Pao An was once a frontier stronghold... Remains of its fortifications, flame-struck in that afternoon sun, could be seen flanking the narrow pass through which once emptied into this valley the conquering legions of the Mongols.
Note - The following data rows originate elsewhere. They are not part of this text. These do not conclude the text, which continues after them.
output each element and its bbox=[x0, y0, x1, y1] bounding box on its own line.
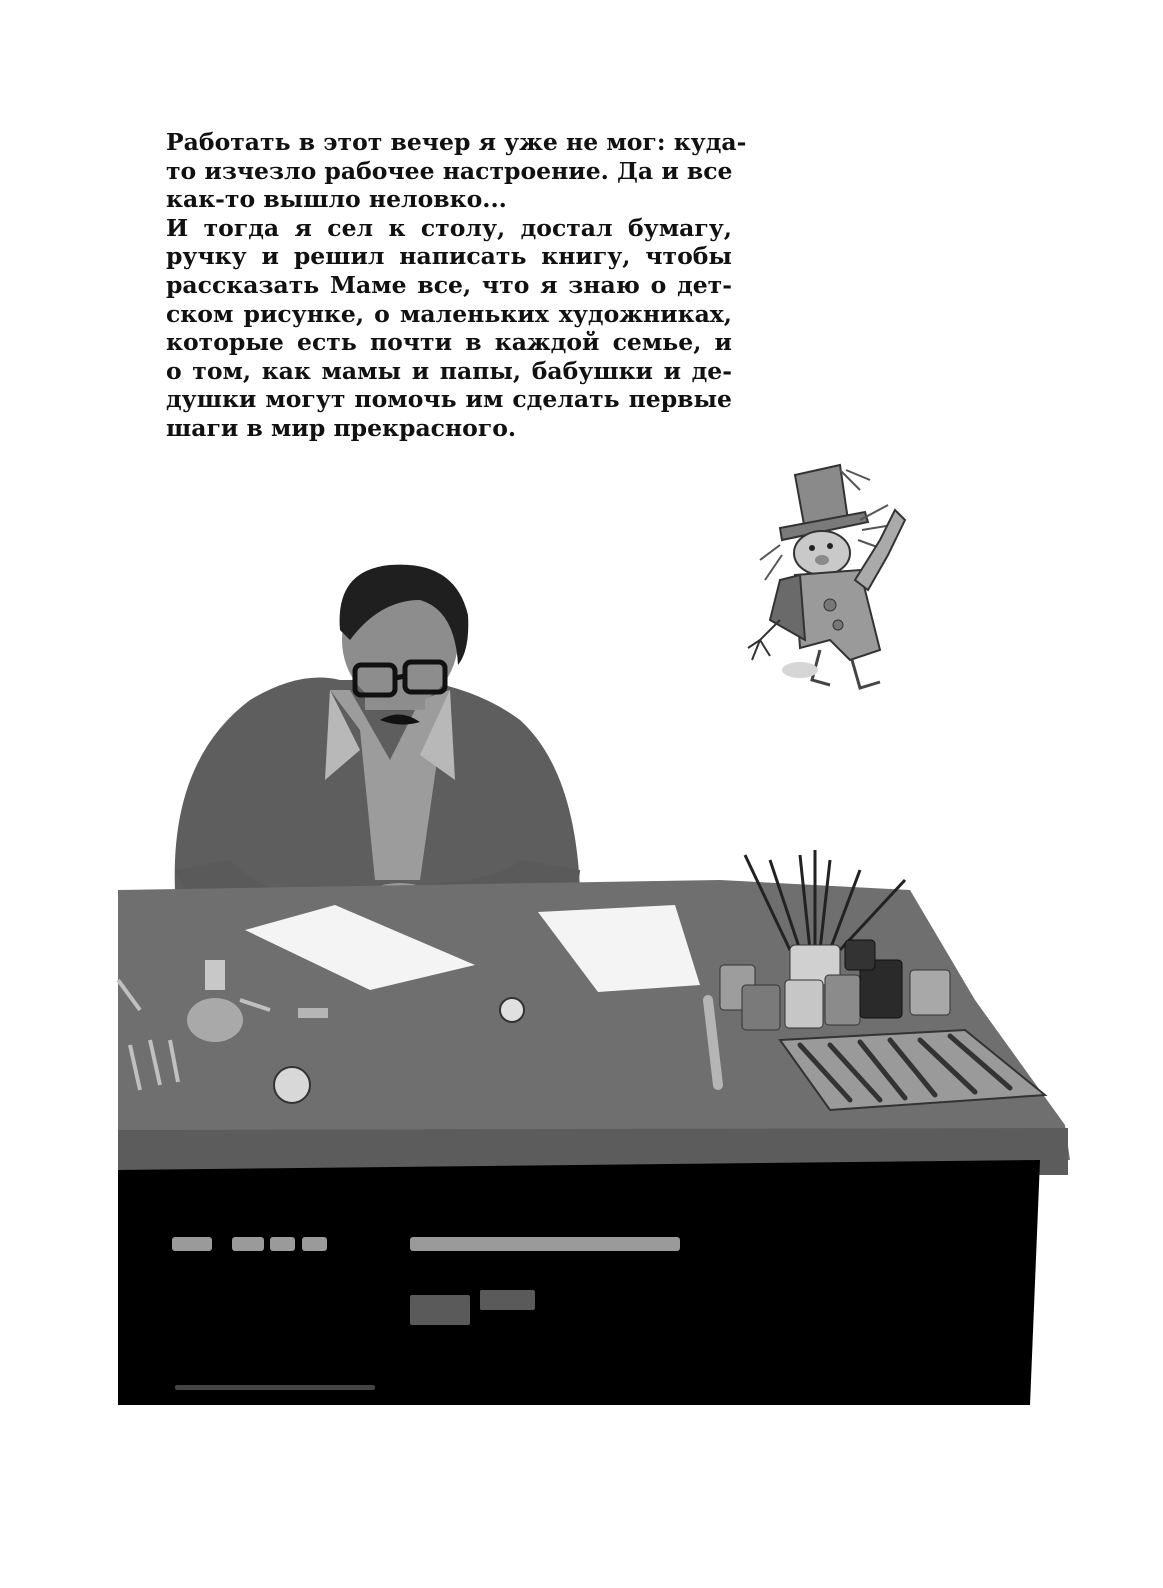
scarecrow-eye bbox=[809, 545, 815, 551]
scarecrow-button bbox=[824, 599, 836, 611]
scarecrow-eye bbox=[827, 543, 833, 549]
text-line: которые есть почти в каждой семье, и bbox=[166, 328, 732, 357]
scarecrow-face bbox=[794, 531, 850, 575]
text-line: Работать в этот вечер я уже не мог: куда- bbox=[166, 128, 747, 156]
text-line: шаги в мир прекрасного. bbox=[166, 413, 517, 442]
scarecrow-hand bbox=[748, 620, 780, 660]
text-line: душки могут помочь им сделать первые bbox=[166, 385, 732, 414]
desk-front bbox=[118, 1160, 1040, 1405]
scarecrow-coat-left bbox=[770, 575, 805, 640]
scarecrow-button bbox=[833, 620, 843, 630]
text-line: ручку и решил написать книгу, чтобы bbox=[166, 242, 732, 271]
text-line: И тогда я сел к столу, достал бумагу, bbox=[166, 213, 732, 242]
text-line: как-то вышло неловко... bbox=[166, 185, 507, 214]
scarecrow-drawing bbox=[748, 465, 905, 688]
text-line: ском рисунке, о маленьких художниках, bbox=[166, 299, 732, 328]
text-line: то изчезло рабочее настроение. Да и все bbox=[166, 156, 733, 185]
scarecrow-patch bbox=[782, 662, 818, 678]
scarecrow-leg bbox=[852, 660, 880, 688]
scarecrow-nose bbox=[815, 555, 829, 565]
text-line: о том, как мамы и папы, бабушки и де- bbox=[166, 356, 732, 385]
text-line: рассказать Маме все, что я знаю о дет- bbox=[166, 270, 732, 299]
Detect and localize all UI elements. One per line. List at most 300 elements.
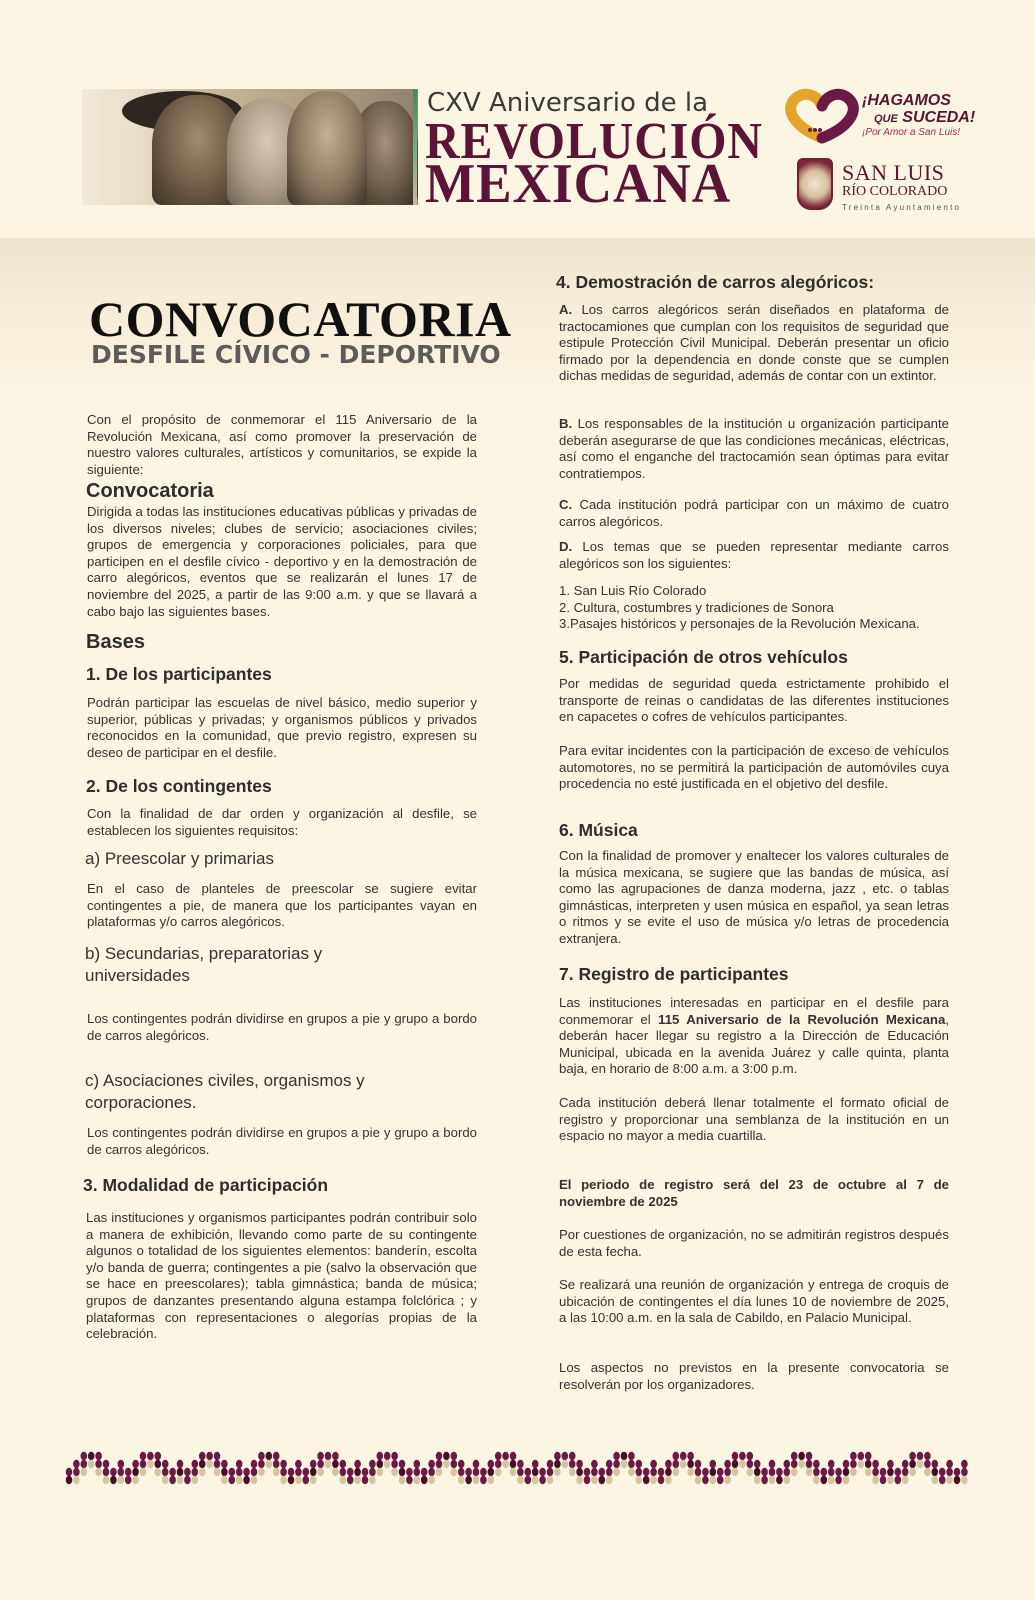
pattern-bead (458, 1468, 465, 1476)
pattern-bead (451, 1460, 458, 1468)
pattern-bead (932, 1468, 939, 1476)
slogan-line3: ¡Por Amor a San Luis! (862, 127, 961, 138)
pattern-bead (813, 1476, 820, 1484)
pattern-bead (554, 1468, 561, 1476)
bases-heading: Bases (86, 631, 145, 653)
pattern-bead (155, 1452, 162, 1460)
pattern-bead (754, 1476, 761, 1484)
pattern-bead (406, 1476, 413, 1484)
pattern-bead (850, 1460, 857, 1468)
pattern-bead (399, 1460, 406, 1468)
pattern-bead (606, 1468, 613, 1476)
pattern-bead (917, 1452, 924, 1460)
slogan-line2 (862, 110, 975, 126)
pattern-bead (140, 1468, 147, 1476)
section-3-heading: 3. Modalidad de participación (83, 1175, 329, 1195)
pattern-bead (221, 1468, 228, 1476)
subsection-c-heading-line1: c) Asociaciones civiles, organismos y (85, 1071, 365, 1090)
pattern-bead (428, 1460, 435, 1468)
pattern-bead (724, 1460, 731, 1468)
pattern-bead (539, 1476, 546, 1484)
revolutionary-portraits-image (82, 89, 418, 205)
pattern-bead (769, 1468, 776, 1476)
pattern-bead (95, 1460, 102, 1468)
pattern-bead (628, 1468, 635, 1476)
pattern-bead (258, 1468, 265, 1476)
pattern-bead (155, 1460, 162, 1468)
pattern-bead (118, 1460, 125, 1468)
pattern-bead (872, 1460, 879, 1468)
convocatoria-heading: Convocatoria (86, 480, 214, 502)
item-a-text: Los carros alegóricos serán diseñados en plataforma de tractocamiones que cumplan con los requisitos de seguridad que estipule Protección Civil Municipal. Deberán presentar un oficio firmado por la dependencia en donde conste que se cumplen dichas medidas de seguridad, además de contar con un extintor. (559, 302, 949, 384)
pattern-bead (939, 1476, 946, 1484)
pattern-bead (110, 1476, 117, 1484)
pattern-bead (347, 1476, 354, 1484)
pattern-bead (280, 1460, 287, 1468)
pattern-bead (502, 1452, 509, 1460)
item-a-label: A. (559, 302, 573, 317)
pattern-bead (473, 1476, 480, 1484)
pattern-bead (843, 1468, 850, 1476)
pattern-bead (695, 1476, 702, 1484)
pattern-bead (273, 1452, 280, 1460)
pattern-bead (747, 1468, 754, 1476)
pattern-bead (325, 1452, 332, 1460)
text1-bold: 115 Aniversario de la Revolución Mexicana (658, 1011, 946, 1027)
pattern-bead (391, 1460, 398, 1468)
pattern-bead (591, 1460, 598, 1468)
pattern-bead (636, 1476, 643, 1484)
intro-paragraph: Con el propósito de conmemorar el 115 Aniversario de la Revolución Mexicana, así como promover la preservación de nuestro valores culturales, artísticos y comunitarios, se expide la siguiente: (87, 412, 477, 477)
pattern-bead (710, 1460, 717, 1468)
pattern-bead (332, 1468, 339, 1476)
pattern-bead (325, 1460, 332, 1468)
pattern-bead (236, 1460, 243, 1468)
pattern-bead (258, 1460, 265, 1468)
pattern-bead (132, 1476, 139, 1484)
city-crest-icon (797, 158, 833, 210)
section-1-heading: 1. De los participantes (86, 664, 272, 684)
pattern-bead (332, 1460, 339, 1468)
pattern-bead (798, 1460, 805, 1468)
pattern-bead (813, 1460, 820, 1468)
pattern-bead (251, 1460, 258, 1468)
city-subtitle: Treinta Ayuntamiento (842, 203, 962, 212)
pattern-bead (103, 1468, 110, 1476)
pattern-bead (488, 1476, 495, 1484)
pattern-bead (169, 1476, 176, 1484)
pattern-bead (702, 1468, 709, 1476)
pattern-bead (576, 1468, 583, 1476)
pattern-bead (421, 1476, 428, 1484)
subsection-b-text: Los contingentes podrán dividirse en grupos a pie y grupo a bordo de carros alegóricos. (87, 1011, 477, 1043)
pattern-bead (850, 1452, 857, 1460)
subsection-c-heading-line2: corporaciones. (85, 1093, 197, 1112)
pattern-bead (243, 1476, 250, 1484)
pattern-bead (88, 1460, 95, 1468)
pattern-bead (525, 1476, 532, 1484)
pattern-bead (480, 1468, 487, 1476)
pattern-bead (791, 1460, 798, 1468)
pattern-bead (310, 1460, 317, 1468)
pattern-bead (835, 1476, 842, 1484)
pattern-bead (576, 1476, 583, 1484)
pattern-bead (377, 1460, 384, 1468)
pattern-bead (243, 1468, 250, 1476)
pattern-bead (354, 1476, 361, 1484)
pattern-bead (695, 1468, 702, 1476)
section-3-text: Las instituciones y organismos participantes podrán contribuir solo a manera de exhibición, llevando como parte de su contingente algunos o totalidad de los siguientes elementos: banderín, escolta y/o banda de guerra; contingentes a pie (salvo la observación que se hace en preescolares); tabla gimnástica; banda de música; grupos de danzantes presentando alguna estampa folclórica ; y plataformas con representaciones o alegorías propias de la celebración. (86, 1210, 477, 1342)
pattern-bead (606, 1460, 613, 1468)
pattern-bead (821, 1476, 828, 1484)
pattern-bead (665, 1468, 672, 1476)
section-2-text: Con la finalidad de dar orden y organización al desfile, se establecen los siguientes requisitos: (87, 806, 477, 838)
pattern-bead (562, 1460, 569, 1468)
pattern-bead (103, 1460, 110, 1468)
pattern-bead (251, 1476, 258, 1484)
pattern-bead (465, 1468, 472, 1476)
pattern-bead (436, 1460, 443, 1468)
pattern-bead (569, 1460, 576, 1468)
pattern-bead (414, 1468, 421, 1476)
pattern-bead (665, 1460, 672, 1468)
pattern-bead (954, 1468, 961, 1476)
section-4-item-b (559, 416, 949, 482)
pattern-bead (295, 1476, 302, 1484)
pattern-bead (473, 1460, 480, 1468)
item-c-text: Cada institución podrá participar con un máximo de cuatro carros alegóricos. (559, 497, 949, 529)
pattern-bead (732, 1452, 739, 1460)
pattern-bead (236, 1468, 243, 1476)
item-c-label: C. (559, 497, 573, 512)
pattern-bead (317, 1468, 324, 1476)
pattern-bead (303, 1468, 310, 1476)
pattern-bead (251, 1468, 258, 1476)
city-name-line1: SAN LUIS (842, 160, 945, 185)
pattern-bead (576, 1460, 583, 1468)
slogan (862, 93, 975, 138)
pattern-bead (66, 1468, 73, 1476)
pattern-bead (95, 1452, 102, 1460)
title-revolucion: REVOLUCIÓN (425, 113, 763, 170)
pattern-bead (865, 1468, 872, 1476)
pattern-bead (428, 1468, 435, 1476)
pattern-bead (399, 1476, 406, 1484)
pattern-bead (155, 1468, 162, 1476)
pattern-bead (465, 1476, 472, 1484)
pattern-bead (946, 1468, 953, 1476)
pattern-bead (828, 1460, 835, 1468)
pattern-bead (532, 1460, 539, 1468)
pattern-bead (680, 1452, 687, 1460)
pattern-bead (451, 1452, 458, 1460)
pattern-bead (695, 1460, 702, 1468)
pattern-bead (162, 1460, 169, 1468)
section-1-text: Podrán participar las escuelas de nivel básico, medio superior y superior, públicas y privadas; y organismos públicos y privados reconocidos en la comunidad, que previo registro, expresen su deseo de participar en el desfile. (87, 695, 477, 760)
pattern-bead (384, 1460, 391, 1468)
pattern-bead (813, 1468, 820, 1476)
section-5-text1: Por medidas de seguridad queda estrictamente prohibido el transporte de reinas o candidatas de las diferentes instituciones en capacetes o cofres de vehículos participantes. (559, 676, 949, 725)
pattern-bead (510, 1460, 517, 1468)
hagamos-heart-logo-icon (782, 88, 862, 146)
pattern-bead (340, 1468, 347, 1476)
section-6-heading: 6. Música (559, 820, 638, 840)
pattern-bead (643, 1468, 650, 1476)
themes-list (559, 583, 949, 633)
pattern-bead (946, 1476, 953, 1484)
pattern-bead (880, 1476, 887, 1484)
pattern-bead (917, 1460, 924, 1468)
pattern-bead (761, 1476, 768, 1484)
pattern-bead (613, 1468, 620, 1476)
pattern-bead (147, 1452, 154, 1460)
section-7-text4: Se realizará una reunión de organización y entrega de croquis de ubicación de contingentes el día lunes 10 de noviembre de 2025, a las 10:00 a.m. en la sala de Cabildo, en Palacio Municipal. (559, 1277, 949, 1326)
pattern-bead (295, 1460, 302, 1468)
pattern-bead (391, 1452, 398, 1460)
pattern-bead (192, 1476, 199, 1484)
pattern-bead (458, 1460, 465, 1468)
pattern-bead (140, 1452, 147, 1460)
pattern-bead (73, 1476, 80, 1484)
section-5-heading: 5. Participación de otros vehículos (559, 647, 848, 667)
pattern-bead (362, 1476, 369, 1484)
pattern-bead (606, 1476, 613, 1484)
pattern-bead (273, 1460, 280, 1468)
pattern-bead (924, 1460, 931, 1468)
pattern-bead (569, 1468, 576, 1476)
pattern-bead (377, 1468, 384, 1476)
section-7-heading: 7. Registro de participantes (559, 964, 789, 984)
pattern-bead (658, 1468, 665, 1476)
slogan-que: QUE (874, 113, 898, 125)
pattern-bead (865, 1452, 872, 1460)
pattern-bead (206, 1452, 213, 1460)
pattern-bead (872, 1476, 879, 1484)
pattern-bead (362, 1468, 369, 1476)
pattern-bead (377, 1452, 384, 1460)
pattern-bead (761, 1468, 768, 1476)
pattern-bead (81, 1468, 88, 1476)
pattern-bead (495, 1460, 502, 1468)
pattern-bead (258, 1452, 265, 1460)
pattern-bead (961, 1468, 968, 1476)
pattern-bead (221, 1460, 228, 1468)
subsection-c-heading (85, 1070, 365, 1114)
pattern-bead (169, 1468, 176, 1476)
pattern-bead (754, 1460, 761, 1468)
pattern-bead (177, 1476, 184, 1484)
pattern-bead (132, 1460, 139, 1468)
pattern-bead (517, 1468, 524, 1476)
title-mexicana: MEXICANA (425, 153, 732, 215)
pattern-bead (510, 1452, 517, 1460)
pattern-bead (162, 1476, 169, 1484)
pattern-bead (621, 1460, 628, 1468)
pattern-bead (229, 1476, 236, 1484)
pattern-bead (806, 1468, 813, 1476)
pattern-bead (895, 1476, 902, 1484)
pattern-bead (769, 1476, 776, 1484)
text1-pre: Las instituciones interesadas en participar en el desfile para conmemorar el (559, 995, 949, 1027)
pattern-bead (843, 1460, 850, 1468)
section-4-heading: 4. Demostración de carros alegóricos: (556, 272, 875, 292)
section-7-text1 (559, 995, 949, 1078)
section-4-item-c (559, 497, 949, 530)
pattern-bead (732, 1468, 739, 1476)
pattern-bead (125, 1476, 132, 1484)
pattern-bead (932, 1476, 939, 1484)
pattern-bead (909, 1468, 916, 1476)
pattern-bead (510, 1468, 517, 1476)
section-5-text2: Para evitar incidentes con la participación de exceso de vehículos automotores, no se permitirá la participación de automóviles cuya procedencia no esté justificada en el objetivo del desfile. (559, 743, 949, 792)
pattern-bead (303, 1476, 310, 1484)
subsection-b-heading-line2: universidades (85, 966, 190, 985)
pattern-bead (628, 1460, 635, 1468)
pattern-bead (739, 1460, 746, 1468)
pattern-bead (428, 1476, 435, 1484)
section-4-item-d (559, 539, 949, 572)
pattern-bead (414, 1460, 421, 1468)
pattern-bead (636, 1460, 643, 1468)
pattern-bead (288, 1468, 295, 1476)
pattern-bead (946, 1460, 953, 1468)
pattern-bead (710, 1476, 717, 1484)
pattern-bead (317, 1460, 324, 1468)
pattern-bead (517, 1460, 524, 1468)
pattern-bead (858, 1460, 865, 1468)
pattern-bead (495, 1468, 502, 1476)
pattern-bead (902, 1468, 909, 1476)
pattern-bead (132, 1468, 139, 1476)
pattern-bead (458, 1476, 465, 1484)
pattern-bead (547, 1460, 554, 1468)
pattern-bead (421, 1468, 428, 1476)
pattern-bead (443, 1460, 450, 1468)
pattern-bead (332, 1452, 339, 1460)
pattern-bead (599, 1476, 606, 1484)
pattern-bead (495, 1452, 502, 1460)
decorative-border-pattern (65, 1448, 970, 1488)
pattern-bead (687, 1452, 694, 1460)
pattern-bead (650, 1476, 657, 1484)
pattern-bead (858, 1452, 865, 1460)
pattern-bead (821, 1468, 828, 1476)
pattern-bead (103, 1476, 110, 1484)
pattern-bead (280, 1476, 287, 1484)
pattern-bead (140, 1460, 147, 1468)
pattern-bead (806, 1460, 813, 1468)
pattern-bead (473, 1468, 480, 1476)
section-2-heading: 2. De los contingentes (86, 776, 272, 796)
pattern-bead (502, 1460, 509, 1468)
pattern-bead (658, 1476, 665, 1484)
pattern-bead (221, 1476, 228, 1484)
pattern-bead (88, 1452, 95, 1460)
pattern-bead (791, 1452, 798, 1460)
pattern-bead (214, 1468, 221, 1476)
pattern-bead (562, 1452, 569, 1460)
pattern-bead (488, 1468, 495, 1476)
theme-item: 1. San Luis Río Colorado (559, 583, 707, 598)
pattern-bead (754, 1468, 761, 1476)
pattern-bead (673, 1452, 680, 1460)
pattern-bead (665, 1476, 672, 1484)
pattern-bead (443, 1452, 450, 1460)
pattern-bead (436, 1468, 443, 1476)
pattern-bead (414, 1476, 421, 1484)
pattern-bead (569, 1452, 576, 1460)
pattern-bead (747, 1460, 754, 1468)
pattern-bead (310, 1476, 317, 1484)
pattern-bead (621, 1452, 628, 1460)
pattern-bead (81, 1460, 88, 1468)
pattern-bead (369, 1468, 376, 1476)
pattern-bead (554, 1460, 561, 1468)
pattern-bead (628, 1452, 635, 1460)
pattern-bead (532, 1476, 539, 1484)
pattern-bead (717, 1476, 724, 1484)
page-subtitle: DESFILE CÍVICO - DEPORTIVO (91, 340, 501, 369)
pattern-bead (295, 1468, 302, 1476)
pattern-bead (266, 1460, 273, 1468)
pattern-bead (732, 1460, 739, 1468)
pattern-bead (776, 1468, 783, 1476)
pattern-bead (199, 1452, 206, 1460)
pattern-bead (539, 1468, 546, 1476)
convocatoria-text: Dirigida a todas las instituciones educativas públicas y privadas de los diversos niveles; clubes de servicio; asociaciones civiles; grupos de emergencia y corporaciones policiales, para que participen en el desfile cívico - deportivo y en la demostración de carro alegóricos, eventos que se realizarán el lunes 17 de noviembre del 2025, a partir de las 9:00 a.m. y que se llavará a cabo bajo las siguientes bases. (87, 504, 477, 619)
pattern-bead (769, 1460, 776, 1468)
subsection-b-heading-line1: b) Secundarias, preparatorias y (85, 944, 323, 963)
pattern-bead (525, 1468, 532, 1476)
pattern-bead (317, 1452, 324, 1460)
pattern-bead (643, 1476, 650, 1484)
pattern-bead (340, 1476, 347, 1484)
subsection-a-text: En el caso de planteles de preescolar se sugiere evitar contingentes a pie, de manera que los participantes vayan en plataformas y/o carros alegóricos. (87, 881, 477, 930)
pattern-bead (650, 1460, 657, 1468)
pattern-bead (599, 1468, 606, 1476)
pattern-bead (266, 1452, 273, 1460)
pattern-bead (724, 1476, 731, 1484)
slogan-suceda: SUCEDA! (902, 109, 976, 126)
pattern-bead (340, 1460, 347, 1468)
pattern-bead (584, 1468, 591, 1476)
pattern-bead (347, 1468, 354, 1476)
city-name-block (842, 162, 961, 212)
pattern-bead (354, 1460, 361, 1468)
pattern-bead (162, 1468, 169, 1476)
pattern-bead (584, 1476, 591, 1484)
theme-item: 2. Cultura, costumbres y tradiciones de Sonora (559, 599, 834, 615)
pattern-bead (961, 1460, 968, 1468)
section-7-text5: Los aspectos no previstos en la presente convocatoria se resolverán por los organizadores. (559, 1360, 949, 1392)
pattern-bead (880, 1468, 887, 1476)
subsection-c-text: Los contingentes podrán dividirse en grupos a pie y grupo a bordo de carros alegóricos. (87, 1125, 477, 1157)
pattern-bead (184, 1476, 191, 1484)
pattern-bead (125, 1468, 132, 1476)
pattern-bead (828, 1468, 835, 1476)
pattern-bead (192, 1460, 199, 1468)
pattern-bead (73, 1460, 80, 1468)
pattern-bead (895, 1468, 902, 1476)
item-d-label: D. (559, 539, 573, 554)
pattern-bead (480, 1476, 487, 1484)
pattern-bead (229, 1468, 236, 1476)
pattern-bead (369, 1460, 376, 1468)
section-7-text2: Cada institución deberá llenar totalmente el formato oficial de registro y proporcionar una semblanza de la institución en un espacio no mayor a media cuartilla. (559, 1095, 949, 1144)
pattern-bead (902, 1460, 909, 1468)
pattern-bead (532, 1468, 539, 1476)
pattern-bead (872, 1468, 879, 1476)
There was an inner city, still, where the garrisons were once quartered; and a high defensive masonry, lately improved by the Reds, embraced about a square mile in which the present town was located.

In 1937, Yan'an (Wade–Giles: Yenan) replaced Bao'an as the capital of Communist-held China.

The modern name of the county, Zhidan, takes its name from Liu Zhidan, military strategist and high-ranking leader of the Chinese Workers' and Peasants' Red Army who died while leading the Eastern Expedition in April 1936.

== Economy ==
Zhidan County has a number of mineral deposits, such as petroleum, coal, natural gas, dolomite, oil shale, and mineral water.